Let me provide Members with a very simple explanation why I am opposed to it: because we have the largest unemployment that we have had I believe in the last 2 decades; because I believe Chairman Greenspan is hesitant about moving this Nation towards this huge tax cut; because the war on terrorism requires us to invest deeply, if you will, in homeland security and to promote terrorism as our number one issue of trying to thwart.
So utilizing this money to give the top 1 percent of our population a tax cut is not an engine that will boost the economy. Using this $550 billion to give $40 billion to those making $374,000 is not going to gain any number of jobs, nor is the cut in dividends going to infuse the economy with any great amount of activity.
In fact, those corporations say that a dividend tax cut is not going to do anything but cause them to escrow their money and those who get a tax cut on the dividends I imagine are simply going to put it in their savings accounts.

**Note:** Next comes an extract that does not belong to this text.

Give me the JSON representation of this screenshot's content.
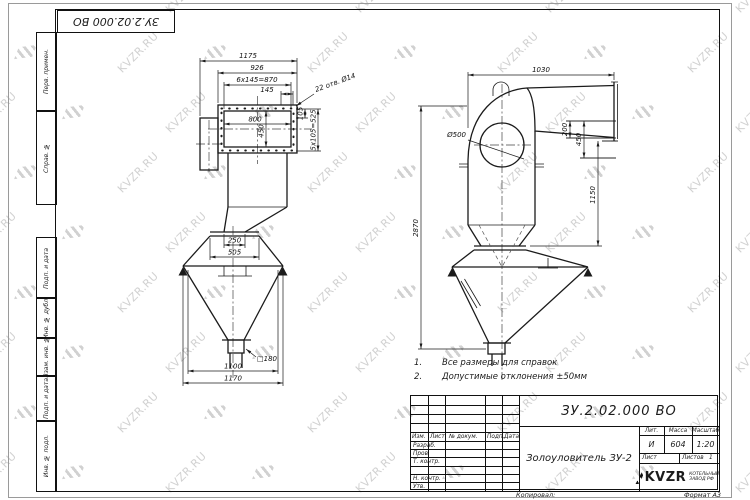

But out of the $550 billion, the number of jobs you will create are 1 million. That means it will take $550,000 to create 1 million jobs, so one job will cost $550,000. So when you spend $1 million under the President's plan, you only get two jobs. If you were to take the plan that the Democrats are offering and invest $1 million into transportation, for example, you get 13 jobs. If you invested $1 million into local passenger rail, you get 15 jobs. If you invested it into State and local health
care programs where States are seeing their health budgets implode, Medicaid going down the tube and people being thrown off Medicaid every day, 26 jobs would be created.
If we did it in public education, where in the State of Texas they are firing teachers, you would create 28 jobs. And if you invested it in fire and police, my good friends in Texas but also all over the Nation, the first responders who are still waiting for their homeland security money, they would get 27 jobs. Under the President's plan, a $550 billion tax cut, the number of jobs that it proposes to create are 1 million that cost $550,000 per job; and out of a million dollars, out of this plan,
you only get two jobs per $1 million.
Down here, and I am saying it again because it is so shocking: transportation, 13 jobs; local passenger rail, 15 jobs; State and local health care, 26; public education, 28; and, of course, police and fire, 27.
Mr. Speaker, we can do better in this Congress. I can show that the tax cuts do little for my constituents. Those average tax cuts get $136, and those who are the high income get $13,000. I am going to get a $136 check for most of my constituents, and a few will get $13,000.
Mr. Speaker, this has been an attempt to remind this Congress that we have come here not to work for ourselves but to work for our constituents. There are many grievances that we are facing around the Nation; and, unfortunately, these issues have not been solved.
Mr. Speaker, I thank you for allowing me to have this opportunity to present these issues, and I hope that my colleagues will continue to roll up their sleeves and address the grievances of America and realize that we have come here to represent all of America and fight for those who cannot fight for themselves.